Interdepartment of Critical Care Medicine, Seoul National University Bundang Hospital, Seongnam, South Korea.
Department of Surgery, Seoul National University Bundang Hospital, Seongnam, South Korea.
Am J Hypertens. 2020 May 21;33(6):534-542. doi: 10.1093/ajh/hpaa012.
This study aimed to determine whether use of preoperative antihypertensive medication is associated with postoperative 90-day mortality in the hypertensive adult population that underwent elective noncardiac surgery.
In this retrospective cohort study, medical records of preoperative hypertensive patients who underwent noncardiac surgery at a single tertiary academic hospital from 2012 to 2018 were reviewed. Among the hypertensive patients, those prescribed to take antihypertensive medication continuously for more than 1 month before admission were defined as the HTN MED group; others were defined as the non-HTN MED group. Multiple imputation, propensity score (PS) matching, and logistic regression analysis were used for statistical analysis.

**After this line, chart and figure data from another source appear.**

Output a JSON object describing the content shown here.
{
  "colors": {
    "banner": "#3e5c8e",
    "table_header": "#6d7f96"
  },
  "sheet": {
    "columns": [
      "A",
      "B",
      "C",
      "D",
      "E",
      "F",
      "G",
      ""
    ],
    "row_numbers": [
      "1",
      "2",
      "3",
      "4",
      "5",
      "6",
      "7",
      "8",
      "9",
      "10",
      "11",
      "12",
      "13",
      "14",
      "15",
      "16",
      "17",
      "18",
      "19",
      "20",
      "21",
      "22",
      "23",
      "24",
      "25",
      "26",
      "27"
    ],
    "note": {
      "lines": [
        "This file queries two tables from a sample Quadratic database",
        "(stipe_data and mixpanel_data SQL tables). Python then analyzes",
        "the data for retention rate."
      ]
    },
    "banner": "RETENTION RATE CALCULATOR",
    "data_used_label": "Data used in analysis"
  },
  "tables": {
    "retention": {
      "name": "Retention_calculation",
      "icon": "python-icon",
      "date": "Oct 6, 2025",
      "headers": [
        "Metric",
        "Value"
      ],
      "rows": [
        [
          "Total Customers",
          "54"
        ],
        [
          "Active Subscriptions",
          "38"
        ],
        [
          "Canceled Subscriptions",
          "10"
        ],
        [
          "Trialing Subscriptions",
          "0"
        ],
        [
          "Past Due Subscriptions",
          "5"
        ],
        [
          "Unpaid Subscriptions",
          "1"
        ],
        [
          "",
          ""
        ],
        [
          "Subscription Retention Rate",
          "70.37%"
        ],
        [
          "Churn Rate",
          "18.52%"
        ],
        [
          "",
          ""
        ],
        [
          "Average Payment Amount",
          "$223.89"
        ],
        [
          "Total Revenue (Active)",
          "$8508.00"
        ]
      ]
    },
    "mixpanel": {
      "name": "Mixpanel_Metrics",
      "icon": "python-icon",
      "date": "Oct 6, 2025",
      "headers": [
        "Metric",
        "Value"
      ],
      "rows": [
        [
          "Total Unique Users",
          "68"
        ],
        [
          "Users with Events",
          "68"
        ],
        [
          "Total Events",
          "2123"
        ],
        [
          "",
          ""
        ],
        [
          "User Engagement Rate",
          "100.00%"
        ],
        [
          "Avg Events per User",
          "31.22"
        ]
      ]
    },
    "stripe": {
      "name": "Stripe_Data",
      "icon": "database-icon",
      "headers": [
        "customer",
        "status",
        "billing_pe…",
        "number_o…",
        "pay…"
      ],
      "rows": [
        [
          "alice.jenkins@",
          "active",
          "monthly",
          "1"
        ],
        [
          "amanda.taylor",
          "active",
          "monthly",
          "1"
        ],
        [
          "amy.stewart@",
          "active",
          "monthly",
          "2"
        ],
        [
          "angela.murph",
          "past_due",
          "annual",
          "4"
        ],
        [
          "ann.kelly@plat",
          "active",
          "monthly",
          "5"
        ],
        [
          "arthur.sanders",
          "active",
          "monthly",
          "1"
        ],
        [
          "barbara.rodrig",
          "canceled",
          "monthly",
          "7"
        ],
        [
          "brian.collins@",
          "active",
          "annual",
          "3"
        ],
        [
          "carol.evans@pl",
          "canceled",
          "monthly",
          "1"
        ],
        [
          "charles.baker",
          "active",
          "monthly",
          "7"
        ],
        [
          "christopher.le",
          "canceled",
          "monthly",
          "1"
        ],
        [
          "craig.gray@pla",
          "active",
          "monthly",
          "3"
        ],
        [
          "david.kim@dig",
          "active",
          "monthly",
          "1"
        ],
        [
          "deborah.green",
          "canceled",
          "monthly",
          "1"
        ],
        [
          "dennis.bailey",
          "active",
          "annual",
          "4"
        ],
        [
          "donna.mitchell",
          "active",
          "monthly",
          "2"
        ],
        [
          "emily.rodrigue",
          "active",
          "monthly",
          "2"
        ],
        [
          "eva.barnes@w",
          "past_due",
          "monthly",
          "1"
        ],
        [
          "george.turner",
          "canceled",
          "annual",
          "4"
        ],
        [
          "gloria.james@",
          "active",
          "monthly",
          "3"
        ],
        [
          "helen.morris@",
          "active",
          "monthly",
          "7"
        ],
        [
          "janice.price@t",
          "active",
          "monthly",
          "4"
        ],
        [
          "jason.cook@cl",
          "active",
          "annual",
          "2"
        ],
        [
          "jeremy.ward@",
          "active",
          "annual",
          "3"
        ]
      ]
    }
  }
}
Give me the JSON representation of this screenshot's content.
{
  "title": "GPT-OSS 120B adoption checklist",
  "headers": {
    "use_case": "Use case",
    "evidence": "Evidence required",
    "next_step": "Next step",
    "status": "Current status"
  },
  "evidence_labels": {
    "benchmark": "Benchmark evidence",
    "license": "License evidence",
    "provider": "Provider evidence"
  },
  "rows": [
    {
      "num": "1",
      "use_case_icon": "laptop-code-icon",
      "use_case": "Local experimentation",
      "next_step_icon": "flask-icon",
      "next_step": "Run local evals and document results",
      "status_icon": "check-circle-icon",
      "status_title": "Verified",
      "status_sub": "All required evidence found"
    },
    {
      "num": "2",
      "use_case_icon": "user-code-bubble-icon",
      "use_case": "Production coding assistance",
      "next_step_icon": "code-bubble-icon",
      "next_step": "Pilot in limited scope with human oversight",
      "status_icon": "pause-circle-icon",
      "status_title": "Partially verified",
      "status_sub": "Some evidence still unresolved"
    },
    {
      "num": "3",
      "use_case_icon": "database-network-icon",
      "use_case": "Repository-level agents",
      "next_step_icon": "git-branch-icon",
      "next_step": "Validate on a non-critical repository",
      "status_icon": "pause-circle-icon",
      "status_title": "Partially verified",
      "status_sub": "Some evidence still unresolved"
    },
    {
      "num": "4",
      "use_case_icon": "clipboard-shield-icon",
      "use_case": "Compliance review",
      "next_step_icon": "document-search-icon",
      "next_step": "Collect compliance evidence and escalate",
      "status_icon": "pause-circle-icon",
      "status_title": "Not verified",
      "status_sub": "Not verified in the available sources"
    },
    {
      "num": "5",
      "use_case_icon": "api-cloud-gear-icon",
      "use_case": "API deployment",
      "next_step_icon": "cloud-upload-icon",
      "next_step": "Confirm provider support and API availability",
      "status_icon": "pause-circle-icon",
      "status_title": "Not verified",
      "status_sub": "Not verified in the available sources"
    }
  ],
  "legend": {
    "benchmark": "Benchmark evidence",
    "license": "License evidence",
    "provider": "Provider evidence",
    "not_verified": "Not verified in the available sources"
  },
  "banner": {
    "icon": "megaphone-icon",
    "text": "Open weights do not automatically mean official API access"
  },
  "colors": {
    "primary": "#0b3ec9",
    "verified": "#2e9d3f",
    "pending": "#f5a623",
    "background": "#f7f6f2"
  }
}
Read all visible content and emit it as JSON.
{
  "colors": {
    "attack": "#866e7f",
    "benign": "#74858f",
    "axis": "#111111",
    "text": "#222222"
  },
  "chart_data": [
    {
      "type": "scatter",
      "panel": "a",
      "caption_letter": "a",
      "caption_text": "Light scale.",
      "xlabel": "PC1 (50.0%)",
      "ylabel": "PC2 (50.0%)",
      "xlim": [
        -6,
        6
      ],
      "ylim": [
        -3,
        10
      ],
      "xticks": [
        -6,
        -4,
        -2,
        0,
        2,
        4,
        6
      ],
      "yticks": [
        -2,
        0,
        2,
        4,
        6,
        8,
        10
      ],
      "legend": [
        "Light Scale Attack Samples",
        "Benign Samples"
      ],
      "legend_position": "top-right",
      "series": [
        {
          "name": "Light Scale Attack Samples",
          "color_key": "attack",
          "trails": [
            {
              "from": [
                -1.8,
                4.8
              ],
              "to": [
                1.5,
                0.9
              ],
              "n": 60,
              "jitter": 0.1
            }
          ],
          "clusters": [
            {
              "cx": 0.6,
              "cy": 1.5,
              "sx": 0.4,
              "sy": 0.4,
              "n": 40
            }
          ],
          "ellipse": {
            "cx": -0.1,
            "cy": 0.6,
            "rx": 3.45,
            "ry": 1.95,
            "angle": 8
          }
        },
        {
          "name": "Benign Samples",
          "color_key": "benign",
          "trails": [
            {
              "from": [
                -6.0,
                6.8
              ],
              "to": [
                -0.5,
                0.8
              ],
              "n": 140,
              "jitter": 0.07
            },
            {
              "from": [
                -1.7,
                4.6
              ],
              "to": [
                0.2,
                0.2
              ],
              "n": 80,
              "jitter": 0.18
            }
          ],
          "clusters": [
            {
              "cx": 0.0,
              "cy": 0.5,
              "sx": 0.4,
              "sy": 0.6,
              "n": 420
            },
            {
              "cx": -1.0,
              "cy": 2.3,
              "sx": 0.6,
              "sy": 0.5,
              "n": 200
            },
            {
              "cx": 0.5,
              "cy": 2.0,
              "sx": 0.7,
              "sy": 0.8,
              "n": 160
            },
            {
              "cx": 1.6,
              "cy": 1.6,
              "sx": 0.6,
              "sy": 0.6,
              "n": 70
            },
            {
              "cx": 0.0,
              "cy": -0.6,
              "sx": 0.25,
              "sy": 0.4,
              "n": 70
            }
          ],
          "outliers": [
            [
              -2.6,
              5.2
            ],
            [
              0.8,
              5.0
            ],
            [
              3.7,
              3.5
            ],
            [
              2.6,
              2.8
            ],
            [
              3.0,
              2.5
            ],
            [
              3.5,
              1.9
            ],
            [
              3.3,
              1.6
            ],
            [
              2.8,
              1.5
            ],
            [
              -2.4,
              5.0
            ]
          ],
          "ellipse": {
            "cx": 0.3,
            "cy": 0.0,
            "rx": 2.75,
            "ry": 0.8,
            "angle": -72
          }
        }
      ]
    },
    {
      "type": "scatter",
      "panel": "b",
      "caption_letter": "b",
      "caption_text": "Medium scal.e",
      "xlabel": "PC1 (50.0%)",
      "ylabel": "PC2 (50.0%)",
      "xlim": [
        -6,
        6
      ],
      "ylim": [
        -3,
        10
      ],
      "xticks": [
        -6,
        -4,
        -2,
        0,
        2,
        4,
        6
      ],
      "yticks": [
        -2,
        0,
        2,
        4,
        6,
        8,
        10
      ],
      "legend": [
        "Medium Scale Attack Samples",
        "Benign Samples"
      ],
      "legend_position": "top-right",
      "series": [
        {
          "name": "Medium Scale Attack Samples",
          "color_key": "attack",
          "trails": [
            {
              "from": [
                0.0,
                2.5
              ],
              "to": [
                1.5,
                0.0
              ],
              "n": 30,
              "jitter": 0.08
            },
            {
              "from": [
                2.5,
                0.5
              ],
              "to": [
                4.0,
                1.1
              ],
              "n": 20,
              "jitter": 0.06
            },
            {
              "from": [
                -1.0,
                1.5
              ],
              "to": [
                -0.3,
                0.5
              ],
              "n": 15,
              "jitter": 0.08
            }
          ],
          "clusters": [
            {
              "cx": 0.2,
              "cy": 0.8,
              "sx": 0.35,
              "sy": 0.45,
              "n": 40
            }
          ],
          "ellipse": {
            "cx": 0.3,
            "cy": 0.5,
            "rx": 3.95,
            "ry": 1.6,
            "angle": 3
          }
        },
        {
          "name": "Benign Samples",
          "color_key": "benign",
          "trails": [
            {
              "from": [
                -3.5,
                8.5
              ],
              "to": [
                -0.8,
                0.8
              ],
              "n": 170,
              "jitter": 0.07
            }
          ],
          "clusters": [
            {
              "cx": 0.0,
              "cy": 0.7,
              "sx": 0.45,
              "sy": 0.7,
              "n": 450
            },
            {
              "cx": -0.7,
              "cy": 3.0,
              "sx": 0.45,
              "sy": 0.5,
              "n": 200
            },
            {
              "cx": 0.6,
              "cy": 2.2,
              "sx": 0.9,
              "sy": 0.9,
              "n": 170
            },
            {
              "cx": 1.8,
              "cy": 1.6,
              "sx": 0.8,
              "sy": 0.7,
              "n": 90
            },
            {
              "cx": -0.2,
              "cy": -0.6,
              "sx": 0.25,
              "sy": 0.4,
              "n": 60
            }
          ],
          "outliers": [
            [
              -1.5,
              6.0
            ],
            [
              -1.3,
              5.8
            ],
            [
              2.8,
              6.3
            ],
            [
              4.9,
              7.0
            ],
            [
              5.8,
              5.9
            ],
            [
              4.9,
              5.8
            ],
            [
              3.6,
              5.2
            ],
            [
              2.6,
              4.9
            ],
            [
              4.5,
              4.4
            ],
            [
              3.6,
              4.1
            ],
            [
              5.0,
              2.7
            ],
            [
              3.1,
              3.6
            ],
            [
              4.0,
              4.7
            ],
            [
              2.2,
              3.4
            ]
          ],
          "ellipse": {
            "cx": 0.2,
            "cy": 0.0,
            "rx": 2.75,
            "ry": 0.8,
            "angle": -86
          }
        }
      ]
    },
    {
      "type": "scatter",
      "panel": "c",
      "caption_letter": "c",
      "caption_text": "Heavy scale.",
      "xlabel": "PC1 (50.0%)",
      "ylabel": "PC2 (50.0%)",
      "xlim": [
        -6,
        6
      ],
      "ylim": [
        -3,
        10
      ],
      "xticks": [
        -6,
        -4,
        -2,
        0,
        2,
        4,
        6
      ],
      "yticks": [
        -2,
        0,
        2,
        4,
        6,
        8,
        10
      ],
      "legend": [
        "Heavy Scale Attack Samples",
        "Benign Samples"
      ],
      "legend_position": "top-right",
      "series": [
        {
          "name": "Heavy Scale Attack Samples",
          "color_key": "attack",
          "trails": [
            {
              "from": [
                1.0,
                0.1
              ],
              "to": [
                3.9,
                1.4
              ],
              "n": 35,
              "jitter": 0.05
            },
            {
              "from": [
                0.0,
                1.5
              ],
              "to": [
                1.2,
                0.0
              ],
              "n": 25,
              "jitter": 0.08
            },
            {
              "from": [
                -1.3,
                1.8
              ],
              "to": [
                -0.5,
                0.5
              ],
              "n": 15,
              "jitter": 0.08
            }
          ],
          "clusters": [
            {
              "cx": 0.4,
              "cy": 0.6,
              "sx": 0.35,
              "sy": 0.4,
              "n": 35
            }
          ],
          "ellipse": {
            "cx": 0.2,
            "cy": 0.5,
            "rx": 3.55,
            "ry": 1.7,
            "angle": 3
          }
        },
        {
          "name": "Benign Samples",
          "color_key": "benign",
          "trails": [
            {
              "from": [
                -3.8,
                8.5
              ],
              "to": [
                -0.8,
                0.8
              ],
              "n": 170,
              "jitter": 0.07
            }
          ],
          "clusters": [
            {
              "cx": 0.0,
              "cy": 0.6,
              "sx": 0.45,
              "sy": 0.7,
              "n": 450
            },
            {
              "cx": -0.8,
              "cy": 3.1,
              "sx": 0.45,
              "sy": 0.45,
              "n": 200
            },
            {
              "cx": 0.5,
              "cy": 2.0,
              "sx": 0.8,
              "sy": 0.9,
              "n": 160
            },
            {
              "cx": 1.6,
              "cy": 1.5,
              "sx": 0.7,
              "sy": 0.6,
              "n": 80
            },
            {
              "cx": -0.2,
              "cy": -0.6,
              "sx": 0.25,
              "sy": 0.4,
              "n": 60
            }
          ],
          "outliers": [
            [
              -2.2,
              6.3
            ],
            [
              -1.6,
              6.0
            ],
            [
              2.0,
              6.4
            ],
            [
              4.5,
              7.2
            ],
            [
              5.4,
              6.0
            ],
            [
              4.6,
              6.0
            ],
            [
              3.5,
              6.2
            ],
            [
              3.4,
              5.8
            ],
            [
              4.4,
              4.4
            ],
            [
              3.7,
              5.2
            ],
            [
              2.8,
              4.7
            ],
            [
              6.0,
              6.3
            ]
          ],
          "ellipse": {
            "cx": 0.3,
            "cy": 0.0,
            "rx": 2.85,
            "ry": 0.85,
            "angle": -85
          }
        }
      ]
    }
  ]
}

Overall, 35,589 preoperative hypertensive adult patients (HTN MED group: 26,154 patients, non-HTN MED group: 9,435 patients) were included in the analysis. After PS matching, each group comprised 6,205 patients; thus, 12,410 patients were included in the final analysis. The odds for 90-day mortality of the HTN MED group in the PS-matched cohort were 41% lower (odds ratio: 0.59, 95% confidence interval: 0.41-0.85; P = 0.005) than those of the non-HTN MED group. Comparable results were obtained in the multivariable logistic regression analysis of the entire cohort (odds ratio: 0.54, 95% confidence interval: 0.41-0.72; P < 0.001).
This study showed that the use of preoperative antihypertensive medication was associated with lower 90-day mortality among hypertensive patients who underwent noncardiac surgery. Therefore, preoperative screening and treatment with appropriate antihypertensive medication are important for hypertensive patients.
本研究旨在确定接受择期非心脏手术的高血压成年人群中,术前使用降压药物是否与术后 90 天死亡率相关。
在这项回顾性队列研究中,对 2012 年至 2018 年期间在一家三级学术医院接受非心脏手术的术前高血压患者的病历进行了回顾。在高血压患者中,术前连续服用降压药物超过 1 个月的患者被定义为 HTN MED 组;其他人被定义为非-HTN MED 组。采用多重插补、倾向评分(PS)匹配和逻辑回归分析进行统计分析。
总体而言,共纳入 35589 例术前高血压成年患者(HTN MED 组:26154 例,非-HTN MED 组:9435 例)进行分析。经过 PS 匹配后,每组各包含 6205 例患者;因此,最终分析纳入了 12410 例患者。PS 匹配队列中 HTN MED 组的 90 天死亡率的比值比(OR)为 41%(OR:0.59,95%置信区间:0.41-0.85;P=0.005)低于非-HTN MED 组。在整个队列的多变量逻辑回归分析中也得到了类似的结果(OR:0.54,95%置信区间:0.41-0.72;P<0.001)。
本研究表明,术前使用降压药物与接受非心脏手术的高血压患者的 90 天死亡率降低相关。因此,术前筛查和适当的降压药物治疗对高血压患者很重要。